The idea is these pages could be mirrored to a local site, but the problem
is that mirrored set could easily contain vandalized, wrong, or nonsense
pages that would need to be sorted out, which pretty much rules out any
kind of automated mirroring, which was part of the point of setting it up
that way. Flagged revisions could simply fix that.

In most pages, unless the flagged revision was shown by default, it
wouldn't be too useful.  Here, as long as you can access the flagged
revision easily, i.e. via the API, it would solve a real problem without
discouraging editors by preventing their work from being shown on the site.
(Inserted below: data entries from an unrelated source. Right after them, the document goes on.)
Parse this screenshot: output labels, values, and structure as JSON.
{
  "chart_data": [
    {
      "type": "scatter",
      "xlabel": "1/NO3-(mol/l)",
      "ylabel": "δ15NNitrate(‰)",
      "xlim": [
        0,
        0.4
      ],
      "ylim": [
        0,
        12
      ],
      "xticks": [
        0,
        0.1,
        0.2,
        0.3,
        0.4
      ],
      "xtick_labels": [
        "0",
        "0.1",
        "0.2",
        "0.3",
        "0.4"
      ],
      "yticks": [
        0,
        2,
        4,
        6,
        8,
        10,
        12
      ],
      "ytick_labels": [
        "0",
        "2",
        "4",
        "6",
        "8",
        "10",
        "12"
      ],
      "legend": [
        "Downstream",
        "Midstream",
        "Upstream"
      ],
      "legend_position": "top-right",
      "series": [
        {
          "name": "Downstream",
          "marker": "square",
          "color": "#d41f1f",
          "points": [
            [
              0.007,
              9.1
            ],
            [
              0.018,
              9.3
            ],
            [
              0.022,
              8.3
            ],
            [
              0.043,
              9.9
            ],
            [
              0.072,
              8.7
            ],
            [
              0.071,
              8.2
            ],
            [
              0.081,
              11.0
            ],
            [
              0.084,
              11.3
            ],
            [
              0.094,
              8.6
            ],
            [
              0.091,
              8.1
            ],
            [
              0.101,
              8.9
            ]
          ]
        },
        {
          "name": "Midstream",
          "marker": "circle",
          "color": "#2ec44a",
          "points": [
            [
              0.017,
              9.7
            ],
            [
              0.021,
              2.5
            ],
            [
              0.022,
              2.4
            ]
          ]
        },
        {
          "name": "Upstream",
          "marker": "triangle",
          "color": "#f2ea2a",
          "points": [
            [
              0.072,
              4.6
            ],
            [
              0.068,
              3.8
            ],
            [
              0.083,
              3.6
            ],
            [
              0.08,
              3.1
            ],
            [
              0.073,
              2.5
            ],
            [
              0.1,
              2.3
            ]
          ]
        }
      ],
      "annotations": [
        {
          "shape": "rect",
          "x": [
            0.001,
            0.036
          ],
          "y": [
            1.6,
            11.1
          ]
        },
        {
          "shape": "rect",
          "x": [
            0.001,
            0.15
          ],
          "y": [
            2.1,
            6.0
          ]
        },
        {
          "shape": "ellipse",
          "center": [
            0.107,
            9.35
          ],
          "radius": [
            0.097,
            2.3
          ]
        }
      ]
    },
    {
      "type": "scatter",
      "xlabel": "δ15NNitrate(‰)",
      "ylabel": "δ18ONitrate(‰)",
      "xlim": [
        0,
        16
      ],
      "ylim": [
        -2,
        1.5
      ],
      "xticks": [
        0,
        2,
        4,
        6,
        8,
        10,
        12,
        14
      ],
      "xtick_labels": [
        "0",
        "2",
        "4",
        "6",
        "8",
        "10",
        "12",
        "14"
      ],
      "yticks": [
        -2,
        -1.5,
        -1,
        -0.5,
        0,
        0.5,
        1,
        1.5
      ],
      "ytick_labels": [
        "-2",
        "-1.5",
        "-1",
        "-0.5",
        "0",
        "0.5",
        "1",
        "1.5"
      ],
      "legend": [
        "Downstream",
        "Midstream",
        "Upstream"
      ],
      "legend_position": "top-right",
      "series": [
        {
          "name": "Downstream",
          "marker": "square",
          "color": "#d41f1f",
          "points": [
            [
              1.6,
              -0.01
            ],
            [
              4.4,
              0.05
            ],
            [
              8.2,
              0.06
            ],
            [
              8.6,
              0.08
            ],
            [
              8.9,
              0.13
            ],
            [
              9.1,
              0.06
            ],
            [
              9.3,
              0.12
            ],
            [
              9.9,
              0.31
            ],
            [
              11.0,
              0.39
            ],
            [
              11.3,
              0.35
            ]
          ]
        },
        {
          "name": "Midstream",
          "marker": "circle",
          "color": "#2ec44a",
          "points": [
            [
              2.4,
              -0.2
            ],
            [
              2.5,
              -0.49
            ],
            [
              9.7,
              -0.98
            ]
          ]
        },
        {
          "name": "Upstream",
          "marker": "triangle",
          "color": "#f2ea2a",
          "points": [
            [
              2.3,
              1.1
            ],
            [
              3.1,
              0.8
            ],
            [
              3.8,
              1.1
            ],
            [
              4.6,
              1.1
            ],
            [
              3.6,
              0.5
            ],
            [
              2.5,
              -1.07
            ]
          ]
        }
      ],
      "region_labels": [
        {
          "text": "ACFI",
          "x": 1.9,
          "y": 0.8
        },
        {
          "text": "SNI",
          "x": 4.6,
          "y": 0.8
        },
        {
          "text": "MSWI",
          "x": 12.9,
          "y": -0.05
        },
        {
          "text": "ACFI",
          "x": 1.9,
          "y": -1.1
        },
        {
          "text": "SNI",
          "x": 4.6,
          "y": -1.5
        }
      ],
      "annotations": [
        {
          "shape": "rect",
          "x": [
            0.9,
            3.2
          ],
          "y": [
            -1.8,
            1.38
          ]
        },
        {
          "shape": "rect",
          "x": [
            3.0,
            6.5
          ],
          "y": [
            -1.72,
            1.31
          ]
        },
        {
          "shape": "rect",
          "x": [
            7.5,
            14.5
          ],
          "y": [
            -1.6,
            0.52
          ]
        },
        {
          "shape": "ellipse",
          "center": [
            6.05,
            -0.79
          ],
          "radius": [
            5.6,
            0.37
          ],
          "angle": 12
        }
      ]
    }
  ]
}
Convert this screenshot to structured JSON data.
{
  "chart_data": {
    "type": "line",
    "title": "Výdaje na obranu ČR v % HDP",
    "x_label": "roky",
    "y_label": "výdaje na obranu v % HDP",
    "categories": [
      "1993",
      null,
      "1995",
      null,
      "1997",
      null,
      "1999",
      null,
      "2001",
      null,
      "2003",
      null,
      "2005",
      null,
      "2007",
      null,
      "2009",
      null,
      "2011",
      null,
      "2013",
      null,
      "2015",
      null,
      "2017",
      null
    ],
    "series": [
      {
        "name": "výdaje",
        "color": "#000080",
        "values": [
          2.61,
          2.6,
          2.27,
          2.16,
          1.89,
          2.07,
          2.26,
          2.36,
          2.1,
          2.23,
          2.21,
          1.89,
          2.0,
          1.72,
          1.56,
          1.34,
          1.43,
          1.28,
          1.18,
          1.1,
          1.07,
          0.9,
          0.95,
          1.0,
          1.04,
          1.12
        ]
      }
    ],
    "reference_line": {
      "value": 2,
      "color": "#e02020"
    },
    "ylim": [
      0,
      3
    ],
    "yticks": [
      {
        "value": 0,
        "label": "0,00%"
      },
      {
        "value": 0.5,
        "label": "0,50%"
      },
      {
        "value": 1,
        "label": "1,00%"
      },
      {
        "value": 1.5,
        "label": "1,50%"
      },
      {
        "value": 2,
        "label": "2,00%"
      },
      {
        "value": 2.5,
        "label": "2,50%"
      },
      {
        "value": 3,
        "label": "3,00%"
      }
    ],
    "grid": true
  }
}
And, really, help pages don't need to change that often, so a brief lag
wouldn't be a problem.  If fact, it could even be useful, i.e. to document
new features as they are implemented, but flag which version of the page
applies to the latest quarterly release.

Although it's good if the developer can document every detail, it may not
be practical for them to spend a lot of time polishing the document, if
they can at least get their point across quickly.  From what I've seen,
misspellings and bad grammar tend to cause a bunch of IP edits, but these 
tend to sort themselves out.  The problem is when the documentation is
unclear, people may clarify things that they don't understand.